I was outside pulling weeds when my little family got back home. “I’m joining the crew team,” Kate said. Well, there aren’t enough o’s in so, I was so shocked, so bewildered, and just plain dumbfounded that my precious makeup-loving, manicured and pedicured little blonde bombshell was going to participate in a sport and be on a team.
It has been six years since Kate joined that middle school team, the Jeagles (a cool blend of Junior + Eagles, the high school team’s mascot). Crew is a year-round deal, with an unforgiving, unyielding practice schedule that has kept all three of us very busy. Kate has been captain and co-captain for two of her four years on the high school crew team, and been captivated by one thing: teamwork. The thing about crew and rowing is that no one person is a star - or soloist - it’s the chorus of rowers working in unison and toward a common goal that makes for the win, the success of it all. Rowing is a true team sport. If the individuals in the boat don’t row together - with the same amount of commitment and precision - all is lost.
I have never valued teamwork as much as I do today. I’m very social - extrovertedly so - but the whole concept of reliance on others for success has, in the past, been just plain foreign to me. I think it might scare the hell out of me. I fear I might be the weak link in the group, the imposter. If I’m just on a team of one, me alone, expectations are low, I don’t have many people to disappoint. In other words, NOT being on a team keeps me safe, adrift in my single little boat and, truthfully, pretty much drifting in circles on the waters of the world with nary an oar.

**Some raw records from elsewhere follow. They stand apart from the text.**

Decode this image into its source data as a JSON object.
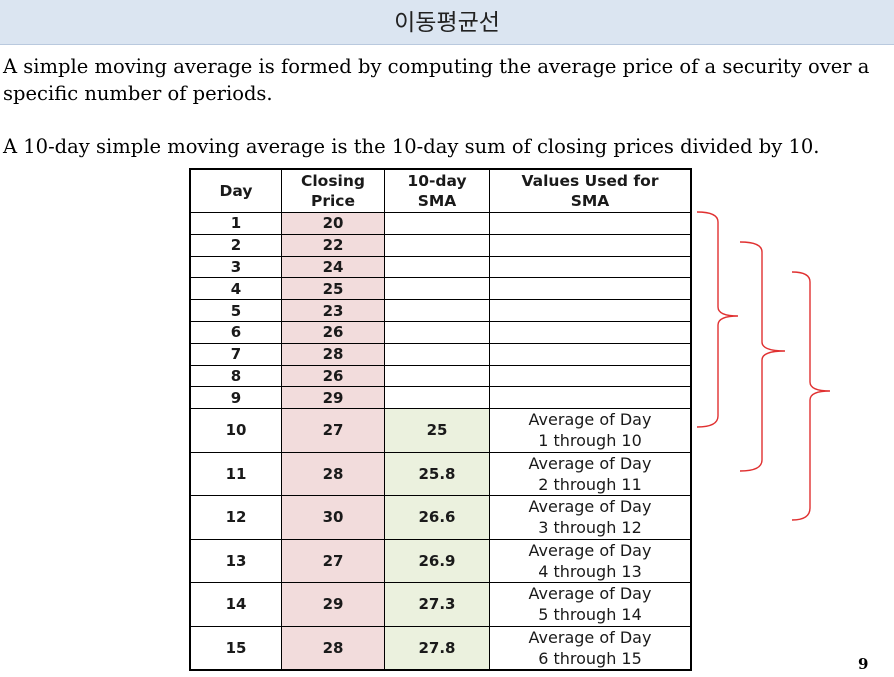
{
  "header": {
    "title": "이동평균선"
  },
  "body": {
    "paragraph_1": "A simple moving average is formed by computing the average price of a security over a specific number of periods.",
    "paragraph_2": "A 10-day simple moving average is the 10-day sum of closing prices divided by 10."
  },
  "table": {
    "headers": {
      "day": "Day",
      "closing_price_line1": "Closing",
      "closing_price_line2": "Price",
      "sma_line1": "10-day",
      "sma_line2": "SMA",
      "values_line1": "Values Used for",
      "values_line2": "SMA"
    },
    "rows": [
      {
        "day": "1",
        "price": "20",
        "sma": "",
        "values_line1": "",
        "values_line2": ""
      },
      {
        "day": "2",
        "price": "22",
        "sma": "",
        "values_line1": "",
        "values_line2": ""
      },
      {
        "day": "3",
        "price": "24",
        "sma": "",
        "values_line1": "",
        "values_line2": ""
      },
      {
        "day": "4",
        "price": "25",
        "sma": "",
        "values_line1": "",
        "values_line2": ""
      },
      {
        "day": "5",
        "price": "23",
        "sma": "",
        "values_line1": "",
        "values_line2": ""
      },
      {
        "day": "6",
        "price": "26",
        "sma": "",
        "values_line1": "",
        "values_line2": ""
      },
      {
        "day": "7",
        "price": "28",
        "sma": "",
        "values_line1": "",
        "values_line2": ""
      },
      {
        "day": "8",
        "price": "26",
        "sma": "",
        "values_line1": "",
        "values_line2": ""
      },
      {
        "day": "9",
        "price": "29",
        "sma": "",
        "values_line1": "",
        "values_line2": ""
      },
      {
        "day": "10",
        "price": "27",
        "sma": "25",
        "values_line1": "Average of Day",
        "values_line2": "1 through 10"
      },
      {
        "day": "11",
        "price": "28",
        "sma": "25.8",
        "values_line1": "Average of Day",
        "values_line2": "2 through 11"
      },
      {
        "day": "12",
        "price": "30",
        "sma": "26.6",
        "values_line1": "Average of Day",
        "values_line2": "3 through 12"
      },
      {
        "day": "13",
        "price": "27",
        "sma": "26.9",
        "values_line1": "Average of Day",
        "values_line2": "4 through 13"
      },
      {
        "day": "14",
        "price": "29",
        "sma": "27.3",
        "values_line1": "Average of Day",
        "values_line2": "5 through 14"
      },
      {
        "day": "15",
        "price": "28",
        "sma": "27.8",
        "values_line1": "Average of Day",
        "values_line2": "6 through 15"
      }
    ]
  },
  "colors": {
    "title_bar": "#dbe5f1",
    "price_cell": "#f2dcdc",
    "sma_cell": "#ebf1de",
    "bracket_stroke": "#e03030"
  },
  "annotations": {
    "brackets": "three red right-curly-braces spanning days 1-10, 2-11 and 3-12"
  },
  "footer": {
    "page_number": "9"
  }
}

Perhaps you find this to be true in your own life as well.
It is through Kate being on the crew team that both she and I have found out an important truth, and that is this: through commitment and working with others, through teamwork, not only can one express something beyond their best self, but one also learns that there is not much in life that cannot be handled or turned into a success.
In my work at Kinship Marketing Design, I have found a place where, above all else, my clients and the people with whom I work do so as a team. It is intriguing to me that when we form a new relationship with a client, all of us on the Kinship team and a good many from the new client’s team take what is called a ‘deep dive’ to assess and analyze, making connections and corrections. The work is exhausting at times, yet it is exhilarating.
It occurs to me that, like crew, we too are in the boat together, headed toward a common goal, working in unison. As Kate plies her oar to her life, I ply mine to my own, deeply grateful. I’m so happy Tom did the grocery shopping that day.